Cyber Security Roundup for February 2017

Earlier in the month of February, a grey hat hacker named "Stackoverflowin" ran a simple script which resulted in over 150,000 printers, mainly in businesses, printing out pages with some nice ASCII art and a message saying the printer was owned. Many in the media pointed the blame as a printer security issue, but the main reason was horrendously poor firewall configuration. These printers were made vulnerable due to the presence of a highly insecure rule in their network's firewall, which allowed internally networked printers accessible across the entire internet. It didn't matter if the printers were large sophisticated multi-functional devices or simple till receipt printers, they all received rogue print jobs directly from the internet thanks to terrible firewall management. Makes you wonder what else is vulnerable on these business' networks as a result of poor firewall configuration and without the security management safety net of regular network vulnerability scanning and firewall rules review.
Image result for Stackoverflowin
Printing outs sent Printers open on the Internet

Third party cloud security comes into question after CloudFlare, a popular content delivery network used by more than 5.5 million sites, accidentally leaked customers' sensitive information for months. If you are a CloudFlare customer I strongly advise to change your passwords. The Yahoo’s sale to Verizon has dropped by $350m following Yahoo’s recently reported data breaches. And Sports Direct came in for criticism for not advising its 30,000 staff that their personal details had been hacked.

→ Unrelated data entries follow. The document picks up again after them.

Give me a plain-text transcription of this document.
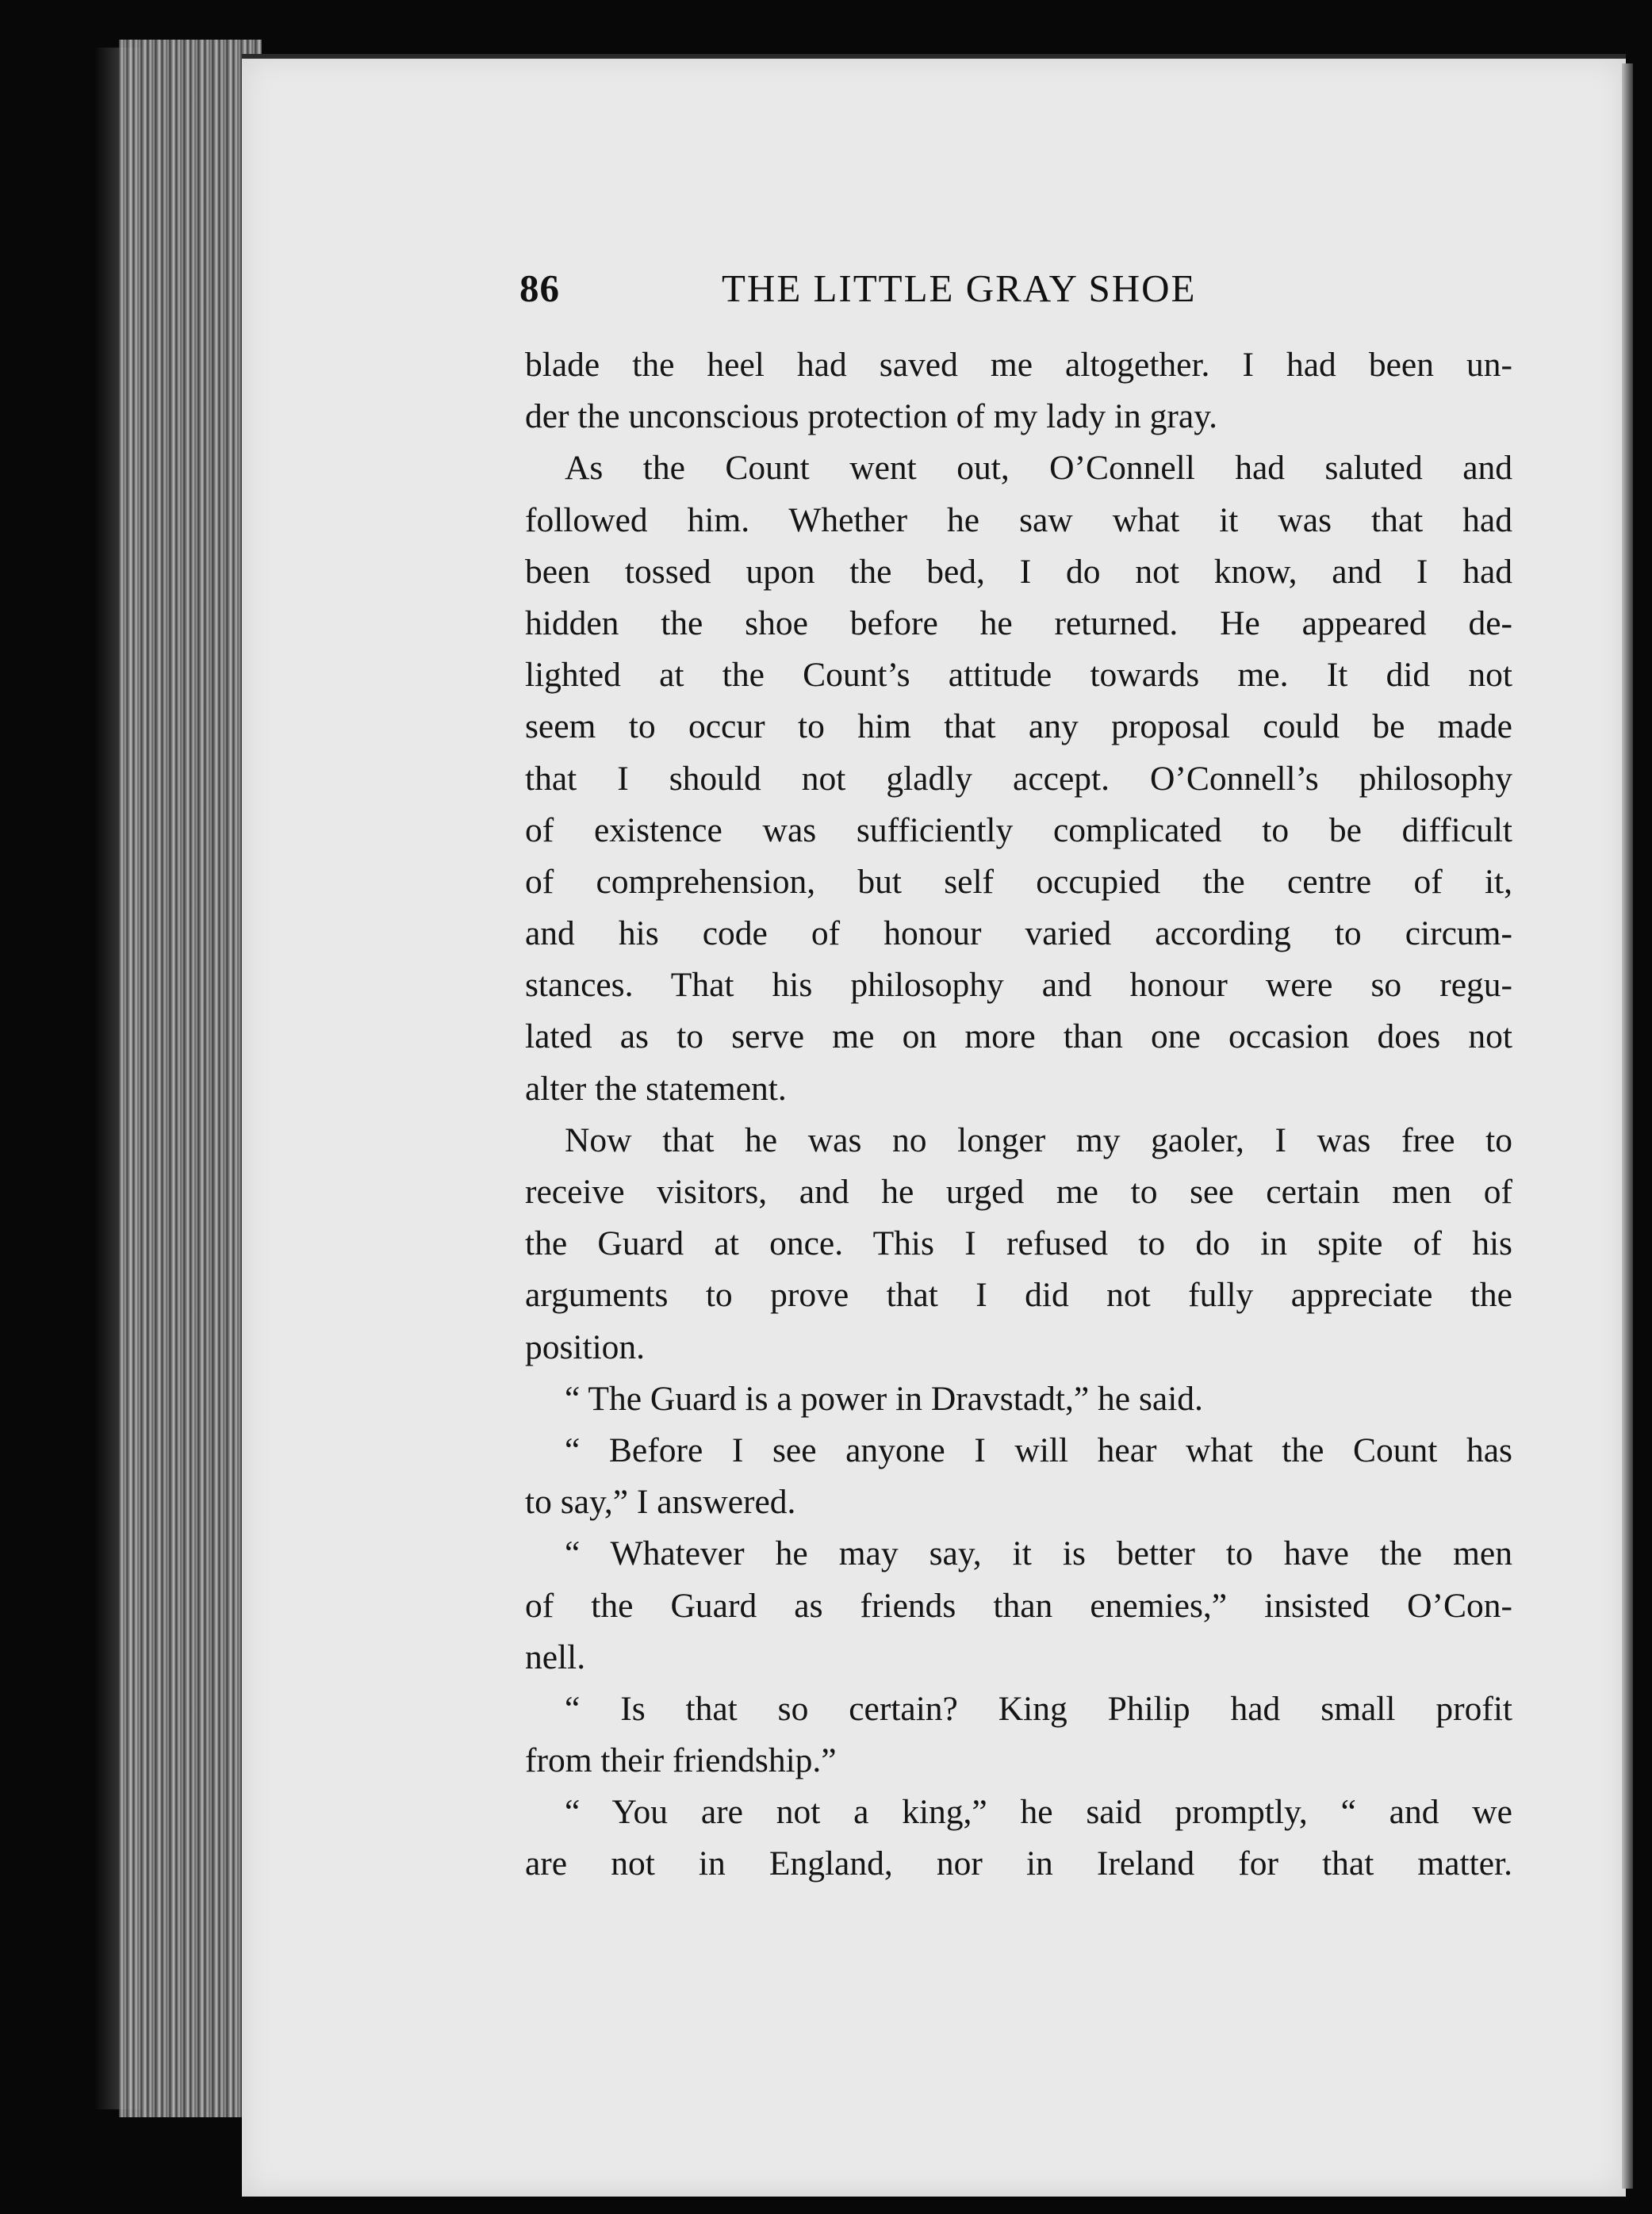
86	THE LITTLE GRAY SHOE
blade the heel had saved me altogether. I had been un-
der the unconscious protection of my lady in gray.
As the Count went out, O’Connell had saluted and
followed him. Whether he saw what it was that had
been tossed upon the bed, I do not know, and I had
hidden the shoe before he returned. He appeared de-
lighted at the Count’s attitude towards me. It did not
seem to occur to him that any proposal could be made
that I should not gladly accept. O’Connell’s philosophy
of existence was sufficiently complicated to be difficult
of comprehension, but self occupied the centre of it,
and his code of honour varied according to circum-
stances. That his philosophy and honour were so regu-
lated as to serve me on more than one occasion does not
alter the statement.
Now that he was no longer my gaoler, I was free to
receive visitors, and he urged me to see certain men of
the Guard at once. This I refused to do in spite of his
arguments to prove that I did not fully appreciate the
position.
“ The Guard is a power in Dravstadt,” he said.
“ Before I see anyone I will hear what the Count has
to say,” I answered.
“ Whatever he may say, it is better to have the men
of the Guard as friends than enemies,” insisted O’Con-
nell.
“ Is that so certain? King Philip had small profit
from their friendship.”
“ You are not a king,” he said promptly, “ and we
are not in England, nor in Ireland for that matter.
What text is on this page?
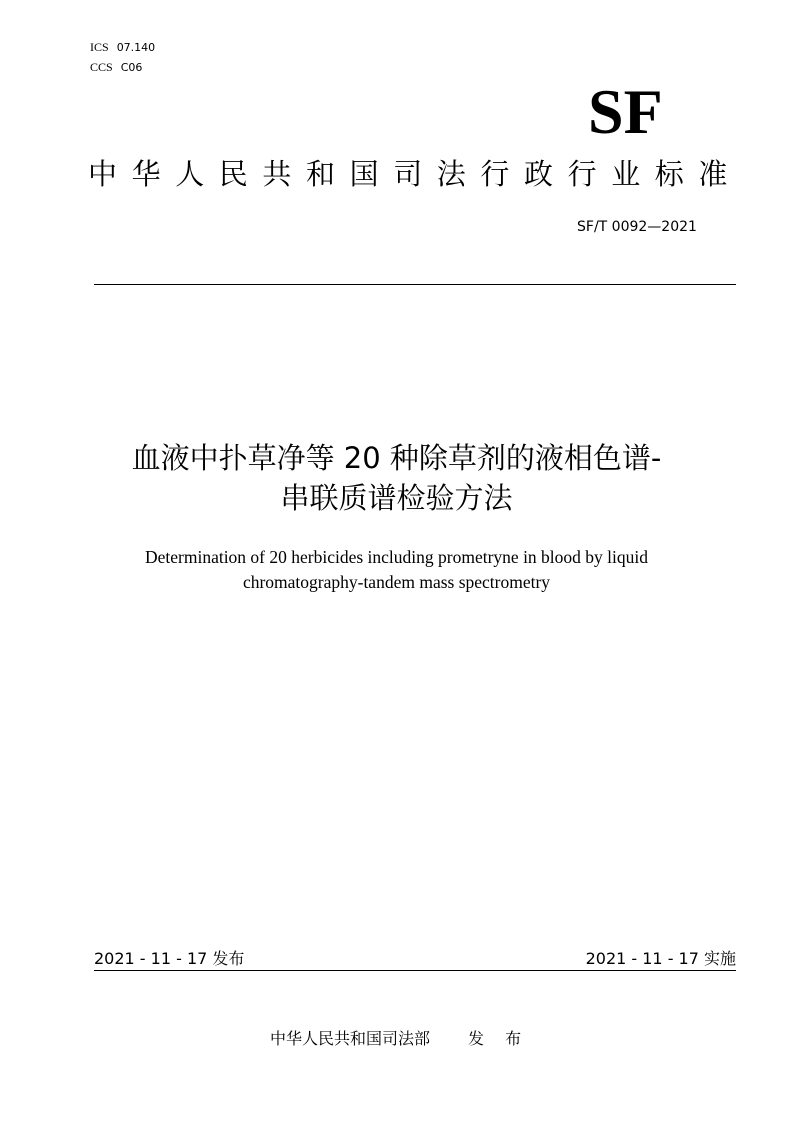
ICS 07.140
CCS C06
SF
中华人民共和国司法行政行业标准
SF/T 0092—2021
血液中扑草净等 20 种除草剂的液相色谱-
串联质谱检验方法
Determination of 20 herbicides including prometryne in blood by liquid
chromatography-tandem mass spectrometry
2021 - 11 - 17 发布	2021 - 11 - 17 实施
中华人民共和国司法部 发 布
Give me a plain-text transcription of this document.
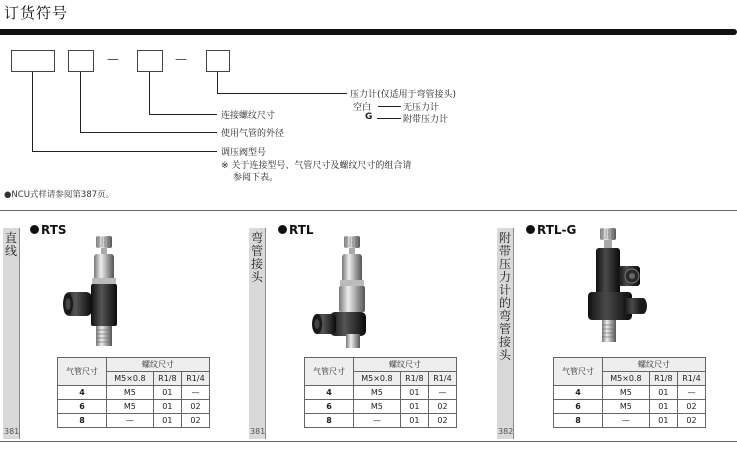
订货符号
—	—
压力计(仅适用于弯管接头)
空白	无压力计
G	附带压力计
连接螺纹尺寸
使用气管的外径
调压阀型号
※ 关于连接型号、气管尺寸及螺纹尺寸的组合请
参阅下表。
●NCU式样请参阅第387页。
直线
381
RTS
气管尺寸	螺纹尺寸		
	M5×0.8	R1/8	R1/4
4	M5	01	—
6	M5	01	02
8	—	01	02
弯管接头
381
RTL
气管尺寸	螺纹尺寸		
	M5×0.8	R1/8	R1/4
4	M5	01	—
6	M5	01	02
8	—	01	02
附带压力计的弯管接头
382
RTL-G
气管尺寸	螺纹尺寸		
	M5×0.8	R1/8	R1/4
4	M5	01	—
6	M5	01	02
8	—	01	02
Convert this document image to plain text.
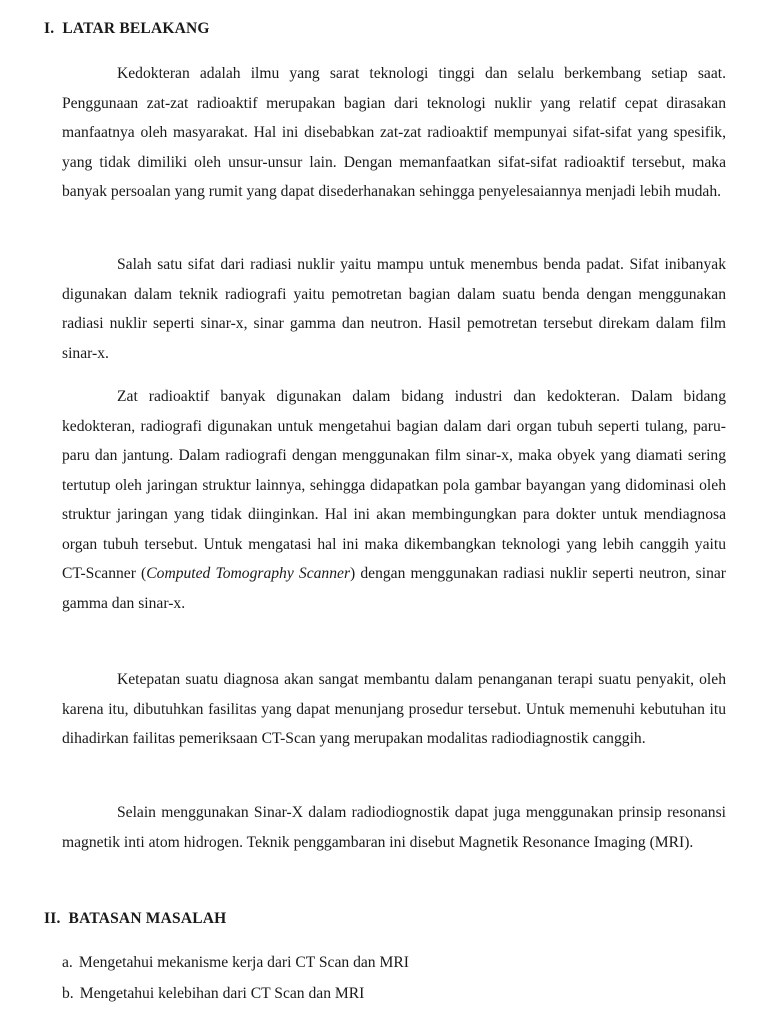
I. LATAR BELAKANG

Kedokteran adalah ilmu yang sarat teknologi tinggi dan selalu berkembang setiap saat. Penggunaan zat-zat radioaktif merupakan bagian dari teknologi nuklir yang relatif cepat dirasakan manfaatnya oleh masyarakat. Hal ini disebabkan zat-zat radioaktif mempunyai sifat-sifat yang spesifik, yang tidak dimiliki oleh unsur-unsur lain. Dengan memanfaatkan sifat-sifat radioaktif tersebut, maka banyak persoalan yang rumit yang dapat disederhanakan sehingga penyelesaiannya menjadi lebih mudah.

Salah satu sifat dari radiasi nuklir yaitu mampu untuk menembus benda padat. Sifat inibanyak digunakan dalam teknik radiografi yaitu pemotretan bagian dalam suatu benda dengan menggunakan radiasi nuklir seperti sinar-x, sinar gamma dan neutron. Hasil pemotretan tersebut direkam dalam film sinar-x.

Zat radioaktif banyak digunakan dalam bidang industri dan kedokteran. Dalam bidang kedokteran, radiografi digunakan untuk mengetahui bagian dalam dari organ tubuh seperti tulang, paru-paru dan jantung. Dalam radiografi dengan menggunakan film sinar-x, maka obyek yang diamati sering tertutup oleh jaringan struktur lainnya, sehingga didapatkan pola gambar bayangan yang didominasi oleh struktur jaringan yang tidak diinginkan. Hal ini akan membingungkan para dokter untuk mendiagnosa organ tubuh tersebut. Untuk mengatasi hal ini maka dikembangkan teknologi yang lebih canggih yaitu CT-Scanner (Computed Tomography Scanner) dengan menggunakan radiasi nuklir seperti neutron, sinar gamma dan sinar-x.

Ketepatan suatu diagnosa akan sangat membantu dalam penanganan terapi suatu penyakit, oleh karena itu, dibutuhkan fasilitas yang dapat menunjang prosedur tersebut. Untuk memenuhi kebutuhan itu dihadirkan failitas pemeriksaan CT-Scan yang merupakan modalitas radiodiagnostik canggih.

Selain menggunakan Sinar-X dalam radiodiognostik dapat juga menggunakan prinsip resonansi magnetik inti atom hidrogen. Teknik penggambaran ini disebut Magnetik Resonance Imaging (MRI).

II. BATASAN MASALAH

a. Mengetahui mekanisme kerja dari CT Scan dan MRI

b. Mengetahui kelebihan dari CT Scan dan MRI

Back on the technical security front, Google researchers illustrated security weakness in SHA-1. The cryptographic hashing algorithm has not been considered secure since 2010, so the research is a poignant reminder to never use SHA-1 on new configurations, and to review and phase all SHA-1 usage in any existing solutions, such as site-to-site VPNs and within application development, go for SHA-256 or SHA-3 hashing instead.